【发布时间】:2017-06-07 21:40:51
【问题描述】:
我是 spark 新手,需要一些帮助来调试 spark 中非常慢的性能。 我正在做以下转换,它已经运行了 2 个多小时。
scala> val hiveContext = new org.apache.spark.sql.hive.HiveContext( sc )
hiveContext: org.apache.spark.sql.hive.HiveContext = org.apache.spark.sql.hive.HiveContext@2b33f7a0
scala> val t1_df = hiveContext.sql("select * from T1" )
scala> t1_df.registerTempTable( "T1" )
warning: there was one deprecation warning; re-run with -deprecation for details
scala> t1_df.count
17/06/07 07:26:51 WARN util.Utils: Truncated the string representation of a plan since it was too large. This behavior can be adjusted by setting 'spark.debug.maxToStringFields' in SparkEnv.conf.
res3: Long = 1732831
scala> val t1_df1 = t1_df.dropDuplicates( Array("c1","c2","c3", "c4" ))
scala> df1.registerTempTable( "ABC" )
warning: there was one deprecation warning; re-run with -deprecation for details
scala> hiveContext.sql( "select * from T1 where c1 not in ( select c1 from ABC )" ).count
[Stage 4:====================================================> (89 + 8) / 97]

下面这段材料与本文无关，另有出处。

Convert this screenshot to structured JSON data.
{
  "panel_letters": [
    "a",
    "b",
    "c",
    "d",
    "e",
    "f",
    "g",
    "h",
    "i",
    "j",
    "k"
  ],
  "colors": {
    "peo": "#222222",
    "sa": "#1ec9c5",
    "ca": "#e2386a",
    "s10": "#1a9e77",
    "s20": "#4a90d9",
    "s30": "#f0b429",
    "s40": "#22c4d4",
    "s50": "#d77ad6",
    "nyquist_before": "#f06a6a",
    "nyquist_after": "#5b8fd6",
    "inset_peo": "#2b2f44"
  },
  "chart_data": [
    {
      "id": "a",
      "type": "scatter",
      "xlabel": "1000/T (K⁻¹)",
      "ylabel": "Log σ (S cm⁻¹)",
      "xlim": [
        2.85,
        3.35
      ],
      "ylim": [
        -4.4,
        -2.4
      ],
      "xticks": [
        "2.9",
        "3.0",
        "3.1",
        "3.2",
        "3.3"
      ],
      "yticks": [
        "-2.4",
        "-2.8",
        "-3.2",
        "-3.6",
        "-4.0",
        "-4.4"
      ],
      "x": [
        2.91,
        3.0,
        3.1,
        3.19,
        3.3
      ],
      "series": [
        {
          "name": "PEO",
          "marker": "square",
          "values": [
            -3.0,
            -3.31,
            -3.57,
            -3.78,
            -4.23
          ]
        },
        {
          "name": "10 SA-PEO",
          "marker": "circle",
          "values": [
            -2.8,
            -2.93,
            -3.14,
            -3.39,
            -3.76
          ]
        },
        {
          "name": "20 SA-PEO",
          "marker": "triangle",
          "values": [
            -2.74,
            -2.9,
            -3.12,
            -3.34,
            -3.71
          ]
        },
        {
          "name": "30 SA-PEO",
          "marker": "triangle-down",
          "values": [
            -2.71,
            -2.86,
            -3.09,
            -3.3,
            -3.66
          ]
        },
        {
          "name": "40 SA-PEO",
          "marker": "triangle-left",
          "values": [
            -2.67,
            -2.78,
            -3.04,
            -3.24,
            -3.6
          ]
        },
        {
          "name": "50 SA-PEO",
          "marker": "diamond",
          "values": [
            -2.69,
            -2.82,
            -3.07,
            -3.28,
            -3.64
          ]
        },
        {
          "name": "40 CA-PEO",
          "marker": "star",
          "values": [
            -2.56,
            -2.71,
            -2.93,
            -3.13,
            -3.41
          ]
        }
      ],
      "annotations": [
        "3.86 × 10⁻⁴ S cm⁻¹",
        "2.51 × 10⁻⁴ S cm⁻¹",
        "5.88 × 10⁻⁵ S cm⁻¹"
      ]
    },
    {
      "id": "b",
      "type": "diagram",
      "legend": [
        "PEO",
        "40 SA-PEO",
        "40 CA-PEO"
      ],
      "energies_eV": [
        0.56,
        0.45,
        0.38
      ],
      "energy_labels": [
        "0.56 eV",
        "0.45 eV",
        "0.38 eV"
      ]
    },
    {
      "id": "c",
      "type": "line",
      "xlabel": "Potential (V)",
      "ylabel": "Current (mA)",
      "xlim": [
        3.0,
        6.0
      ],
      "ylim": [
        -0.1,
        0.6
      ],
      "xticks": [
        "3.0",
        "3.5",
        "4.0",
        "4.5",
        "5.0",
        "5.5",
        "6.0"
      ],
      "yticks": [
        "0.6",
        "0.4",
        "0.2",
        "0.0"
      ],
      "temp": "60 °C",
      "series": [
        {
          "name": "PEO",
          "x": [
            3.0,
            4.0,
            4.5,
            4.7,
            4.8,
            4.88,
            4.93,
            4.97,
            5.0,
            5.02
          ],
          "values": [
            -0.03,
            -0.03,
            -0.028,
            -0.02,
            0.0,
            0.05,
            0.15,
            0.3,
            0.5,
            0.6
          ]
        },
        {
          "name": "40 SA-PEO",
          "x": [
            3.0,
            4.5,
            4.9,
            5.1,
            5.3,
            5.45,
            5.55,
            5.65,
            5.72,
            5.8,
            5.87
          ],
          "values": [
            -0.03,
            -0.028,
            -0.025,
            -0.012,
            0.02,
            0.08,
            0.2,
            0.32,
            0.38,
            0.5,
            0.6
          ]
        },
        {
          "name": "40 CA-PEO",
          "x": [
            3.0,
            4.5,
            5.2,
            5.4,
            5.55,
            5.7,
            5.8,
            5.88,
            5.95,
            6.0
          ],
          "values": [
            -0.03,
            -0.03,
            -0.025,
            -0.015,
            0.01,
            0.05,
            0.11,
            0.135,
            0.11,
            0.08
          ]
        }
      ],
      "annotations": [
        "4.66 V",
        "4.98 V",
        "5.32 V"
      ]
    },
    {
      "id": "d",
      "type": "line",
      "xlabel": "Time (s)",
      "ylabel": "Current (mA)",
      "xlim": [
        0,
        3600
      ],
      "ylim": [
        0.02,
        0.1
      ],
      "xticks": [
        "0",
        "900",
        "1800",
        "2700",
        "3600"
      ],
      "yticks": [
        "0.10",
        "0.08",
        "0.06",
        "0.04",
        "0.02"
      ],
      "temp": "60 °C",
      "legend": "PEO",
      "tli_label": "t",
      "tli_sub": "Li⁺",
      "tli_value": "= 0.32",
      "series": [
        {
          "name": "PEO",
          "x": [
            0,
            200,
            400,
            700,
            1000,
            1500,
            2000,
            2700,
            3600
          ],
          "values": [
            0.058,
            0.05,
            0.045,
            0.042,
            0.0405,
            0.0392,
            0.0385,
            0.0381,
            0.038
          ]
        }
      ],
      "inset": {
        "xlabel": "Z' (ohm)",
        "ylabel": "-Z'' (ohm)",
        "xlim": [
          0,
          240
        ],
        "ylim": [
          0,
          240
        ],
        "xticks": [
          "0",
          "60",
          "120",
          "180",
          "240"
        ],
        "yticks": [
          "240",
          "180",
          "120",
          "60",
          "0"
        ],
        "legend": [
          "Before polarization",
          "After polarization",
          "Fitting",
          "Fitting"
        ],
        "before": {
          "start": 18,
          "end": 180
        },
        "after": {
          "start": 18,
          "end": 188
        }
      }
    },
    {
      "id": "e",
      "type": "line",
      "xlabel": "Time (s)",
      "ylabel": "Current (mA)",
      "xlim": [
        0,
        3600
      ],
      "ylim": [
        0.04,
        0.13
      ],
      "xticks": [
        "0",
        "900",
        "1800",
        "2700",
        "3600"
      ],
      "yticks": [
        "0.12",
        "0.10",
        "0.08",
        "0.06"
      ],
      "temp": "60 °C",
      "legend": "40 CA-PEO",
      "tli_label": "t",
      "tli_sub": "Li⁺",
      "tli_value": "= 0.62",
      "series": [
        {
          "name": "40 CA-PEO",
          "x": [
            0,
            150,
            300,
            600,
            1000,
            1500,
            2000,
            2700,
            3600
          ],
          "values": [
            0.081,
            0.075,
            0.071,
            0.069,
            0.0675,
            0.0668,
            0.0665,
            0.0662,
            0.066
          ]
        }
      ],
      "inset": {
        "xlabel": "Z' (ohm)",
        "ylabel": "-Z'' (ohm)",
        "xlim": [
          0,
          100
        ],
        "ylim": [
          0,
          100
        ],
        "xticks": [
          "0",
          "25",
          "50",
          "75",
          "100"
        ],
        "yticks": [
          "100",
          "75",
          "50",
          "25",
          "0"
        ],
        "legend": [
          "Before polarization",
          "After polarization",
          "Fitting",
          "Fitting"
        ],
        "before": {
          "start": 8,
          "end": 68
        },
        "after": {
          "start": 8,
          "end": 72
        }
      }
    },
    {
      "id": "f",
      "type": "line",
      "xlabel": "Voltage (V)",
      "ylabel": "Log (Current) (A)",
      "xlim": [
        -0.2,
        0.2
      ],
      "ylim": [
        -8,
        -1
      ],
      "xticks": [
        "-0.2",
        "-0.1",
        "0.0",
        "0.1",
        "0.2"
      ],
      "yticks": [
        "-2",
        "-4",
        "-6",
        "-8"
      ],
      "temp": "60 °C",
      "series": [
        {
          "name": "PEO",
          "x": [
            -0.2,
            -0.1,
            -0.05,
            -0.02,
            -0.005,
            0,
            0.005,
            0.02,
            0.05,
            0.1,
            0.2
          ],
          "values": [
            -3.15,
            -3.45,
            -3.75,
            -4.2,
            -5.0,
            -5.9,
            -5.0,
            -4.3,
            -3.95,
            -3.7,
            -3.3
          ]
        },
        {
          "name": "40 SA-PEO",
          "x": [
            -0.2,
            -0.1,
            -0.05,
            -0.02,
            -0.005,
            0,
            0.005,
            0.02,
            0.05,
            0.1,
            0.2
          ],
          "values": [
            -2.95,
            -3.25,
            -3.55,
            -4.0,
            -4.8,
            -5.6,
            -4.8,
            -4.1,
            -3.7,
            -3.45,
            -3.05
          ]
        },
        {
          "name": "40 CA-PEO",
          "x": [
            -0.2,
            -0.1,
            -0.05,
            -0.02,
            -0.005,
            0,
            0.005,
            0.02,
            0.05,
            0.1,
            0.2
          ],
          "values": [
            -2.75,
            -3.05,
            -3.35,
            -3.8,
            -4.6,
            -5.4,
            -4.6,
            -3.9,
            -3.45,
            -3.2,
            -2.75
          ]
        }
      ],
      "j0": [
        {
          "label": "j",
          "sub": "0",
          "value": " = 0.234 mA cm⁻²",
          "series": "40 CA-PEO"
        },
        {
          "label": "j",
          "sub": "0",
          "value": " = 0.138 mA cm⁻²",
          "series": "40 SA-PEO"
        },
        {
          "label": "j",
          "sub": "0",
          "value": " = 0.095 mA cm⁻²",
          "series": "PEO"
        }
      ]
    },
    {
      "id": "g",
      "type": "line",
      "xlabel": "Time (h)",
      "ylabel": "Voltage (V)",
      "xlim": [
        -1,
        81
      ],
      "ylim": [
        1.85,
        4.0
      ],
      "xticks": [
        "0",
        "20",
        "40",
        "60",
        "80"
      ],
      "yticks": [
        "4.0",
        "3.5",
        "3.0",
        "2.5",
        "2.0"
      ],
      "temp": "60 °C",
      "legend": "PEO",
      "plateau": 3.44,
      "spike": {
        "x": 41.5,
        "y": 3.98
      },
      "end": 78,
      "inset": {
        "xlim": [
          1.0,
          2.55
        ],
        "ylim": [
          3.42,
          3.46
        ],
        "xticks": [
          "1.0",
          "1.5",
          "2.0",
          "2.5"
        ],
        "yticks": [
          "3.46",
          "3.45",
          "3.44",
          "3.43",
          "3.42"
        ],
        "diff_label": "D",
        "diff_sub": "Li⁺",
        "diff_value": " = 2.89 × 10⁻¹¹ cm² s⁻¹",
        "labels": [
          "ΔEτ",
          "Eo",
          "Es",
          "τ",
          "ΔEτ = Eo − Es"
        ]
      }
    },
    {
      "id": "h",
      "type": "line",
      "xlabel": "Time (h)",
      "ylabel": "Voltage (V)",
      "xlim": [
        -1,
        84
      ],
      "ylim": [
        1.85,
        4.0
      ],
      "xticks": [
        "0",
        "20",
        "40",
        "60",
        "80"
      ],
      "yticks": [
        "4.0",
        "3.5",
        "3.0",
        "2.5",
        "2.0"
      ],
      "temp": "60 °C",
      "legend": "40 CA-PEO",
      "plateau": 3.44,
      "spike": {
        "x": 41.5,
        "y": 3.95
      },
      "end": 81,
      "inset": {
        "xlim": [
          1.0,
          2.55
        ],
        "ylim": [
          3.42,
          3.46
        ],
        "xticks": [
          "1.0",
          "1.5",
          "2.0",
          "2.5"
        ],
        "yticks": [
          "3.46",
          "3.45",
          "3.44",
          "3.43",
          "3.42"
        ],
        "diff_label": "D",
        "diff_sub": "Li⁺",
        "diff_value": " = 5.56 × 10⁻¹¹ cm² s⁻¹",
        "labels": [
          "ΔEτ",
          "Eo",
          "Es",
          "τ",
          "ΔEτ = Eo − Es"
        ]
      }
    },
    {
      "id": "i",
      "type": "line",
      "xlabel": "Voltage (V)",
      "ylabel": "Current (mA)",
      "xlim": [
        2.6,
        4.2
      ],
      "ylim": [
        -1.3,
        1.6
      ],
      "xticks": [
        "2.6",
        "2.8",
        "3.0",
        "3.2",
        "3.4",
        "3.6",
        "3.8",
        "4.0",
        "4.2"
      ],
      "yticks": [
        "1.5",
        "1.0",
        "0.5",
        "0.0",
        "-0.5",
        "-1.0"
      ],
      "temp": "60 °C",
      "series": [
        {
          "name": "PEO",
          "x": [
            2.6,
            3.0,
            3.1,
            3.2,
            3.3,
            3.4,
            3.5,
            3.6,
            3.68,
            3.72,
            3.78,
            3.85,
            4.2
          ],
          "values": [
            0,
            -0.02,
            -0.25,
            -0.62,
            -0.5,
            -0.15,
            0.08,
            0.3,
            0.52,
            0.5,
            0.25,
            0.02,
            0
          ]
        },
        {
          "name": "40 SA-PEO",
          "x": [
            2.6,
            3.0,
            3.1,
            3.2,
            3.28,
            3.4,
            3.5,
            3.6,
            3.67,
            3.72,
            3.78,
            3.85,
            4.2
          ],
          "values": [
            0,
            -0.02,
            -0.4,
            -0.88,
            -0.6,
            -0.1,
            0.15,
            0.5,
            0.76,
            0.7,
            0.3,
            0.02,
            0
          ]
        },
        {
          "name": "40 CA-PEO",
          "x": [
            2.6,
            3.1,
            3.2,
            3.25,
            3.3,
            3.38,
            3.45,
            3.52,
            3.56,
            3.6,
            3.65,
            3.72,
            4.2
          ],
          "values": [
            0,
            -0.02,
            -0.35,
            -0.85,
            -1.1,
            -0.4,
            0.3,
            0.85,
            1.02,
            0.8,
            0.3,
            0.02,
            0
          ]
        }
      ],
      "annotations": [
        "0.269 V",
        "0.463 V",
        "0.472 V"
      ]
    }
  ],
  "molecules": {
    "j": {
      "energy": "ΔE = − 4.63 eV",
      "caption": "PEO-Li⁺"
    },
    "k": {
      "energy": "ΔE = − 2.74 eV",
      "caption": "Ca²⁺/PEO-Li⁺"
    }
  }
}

我正在使用 spark2.1.0 并在 7 个节点的亚马逊 VM 集群上从 hive.2.1.1 读取数据,每个节点具有 250GB RAM 和 64 个虚拟内核。有了这个庞大的资源,我期待这个对 170 万个记录的简单查询能够飞起来,但它的速度非常慢。 任何指针都会有很大帮助。
更新: 添加解释计划:
scala> hiveContext.sql( "select * from T1 where c1 not in ( select c1 from ABC )" ).explain
== Physical Plan ==
BroadcastNestedLoopJoin BuildRight, LeftAnti, (isnull((c1#26 = c1#26#1398)) || (c1#26 = c1#26#1398))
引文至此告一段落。